Julia Tymoszenko opowiedziała się za "stworzeniem rządu ochrony Ukrainy przed światowym kryzysem finansowym", postulując umożliwienie temu rządowi natychmiastowego reagowania na "światowe i wewnętrzne wyzwania".
"Każda frakcja" powinna wystawić swych najlepszych przedstawicieli do pracy w rządzie w ramach "nowej koalicji" - oświadczyła Tymoszenko. Powiedziała też, że taki rząd powinien działać, dopóki nie minie zagrożenie, jakie stwarza kryzys finansowy. "A potem przeprowadzajcie sobie takie wybory, jak wam się podoba" - dodała, opowiadając się przy okazji za "surowym moratorium na spory polityczne".
Tymoszenko zapowiedziała, że jej partia "w trybie jednostronnym wycofuje się z politycznej konfrontacji" i nie będzie odtąd "reagować na agresję i prowokacje".
"Dziś jak nigdy potrzebna jest jedność" - podkreślała szefowa rządu.
W piątek kancelaria prezydenta Wiktora Juszczenki poinformowała w komunikacie, że dekret prezydencki o przedterminowych wyborach parlamentarnych odzyskał moc prawną.
Juszczenko wydał dekret o rozwiązaniu parlamentu 9 października. Tego samego dnia, na wniosek sprzeciwiającego się wyborom Bloku premier Julii Tymoszenko (BJuT), decyzja została anulowana przez kijowski okręgowy sąd administracyjny. W piątek orzeczenie to anulował z kolei nowo powołany przez prezydenta centralny okręgowy sąd administracyjny.

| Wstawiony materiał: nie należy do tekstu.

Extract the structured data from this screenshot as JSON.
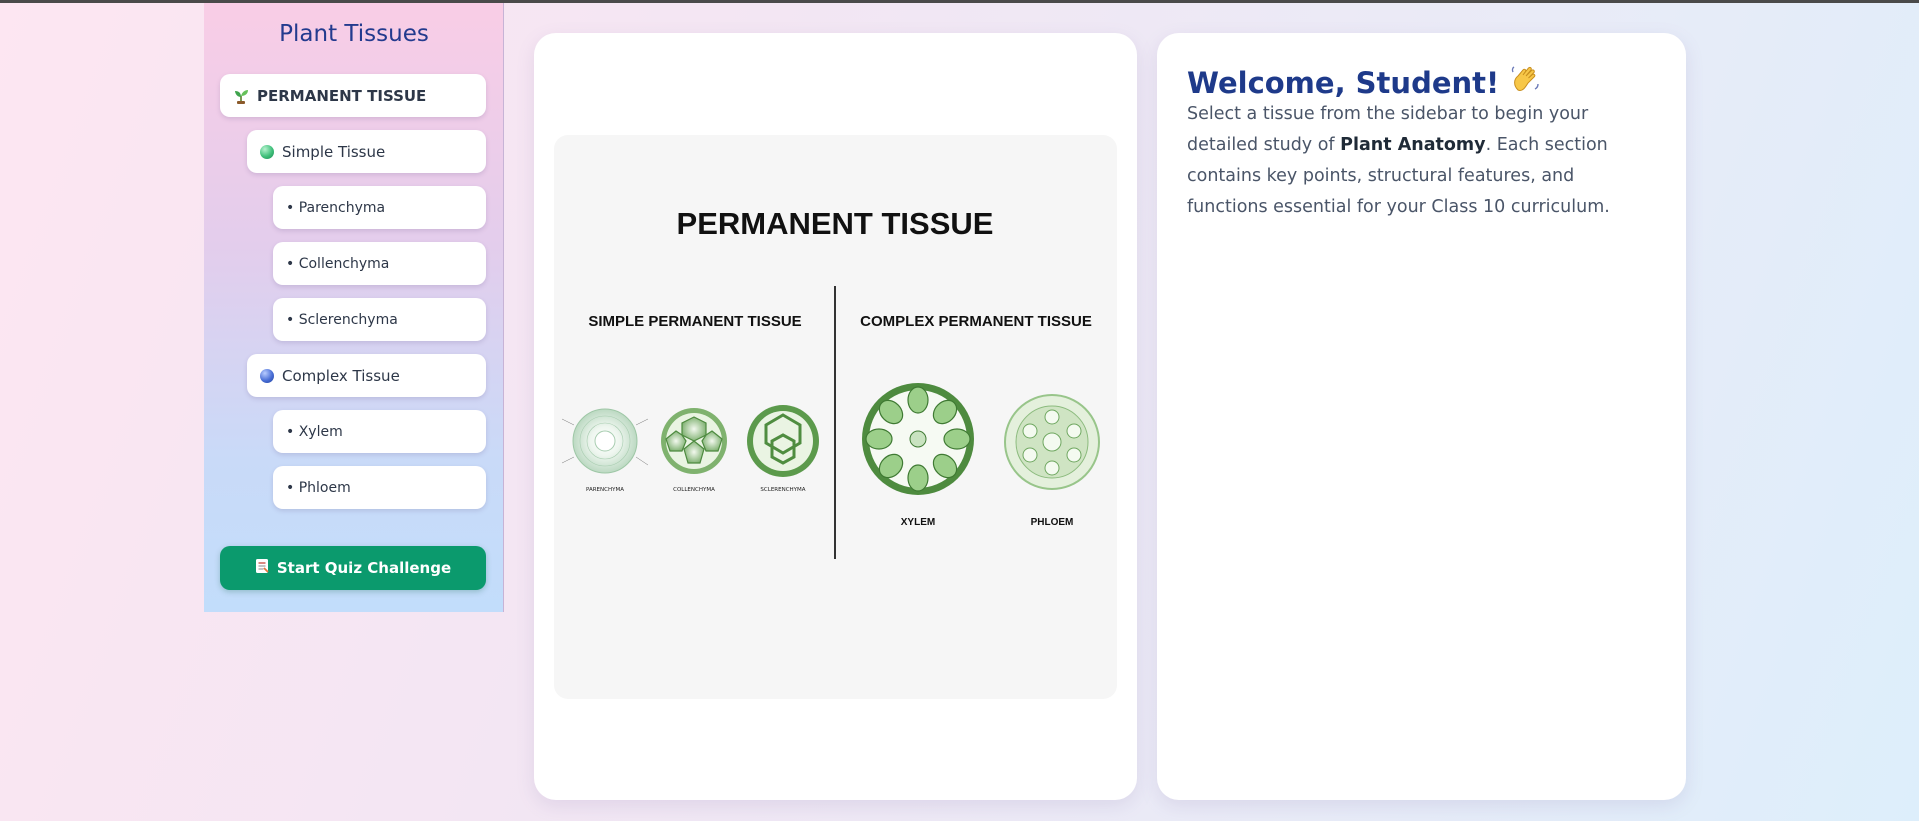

Informacja o utworzeniu tego sądu została opublikowana kilka minut przed komunikatem, w którym informowano, że dekret o rozwiązaniu parlamentu znów obowiązuje.
"Przeszkód dla przedterminowych wyborów już nie ma" - oświadczył cytowany przez służby prasowe prezydenta jego przedstawiciel prawny Rusłan Kyryluk.
Juszczenko rozwiązał parlament po tym, jak na początku września rozpadła się prozachodnia koalicja złożona z BJuT i prezydenckiego bloku Nasza Ukraina - Ludowa Samoobrona, a w parlamencie nie powstała nowa większość.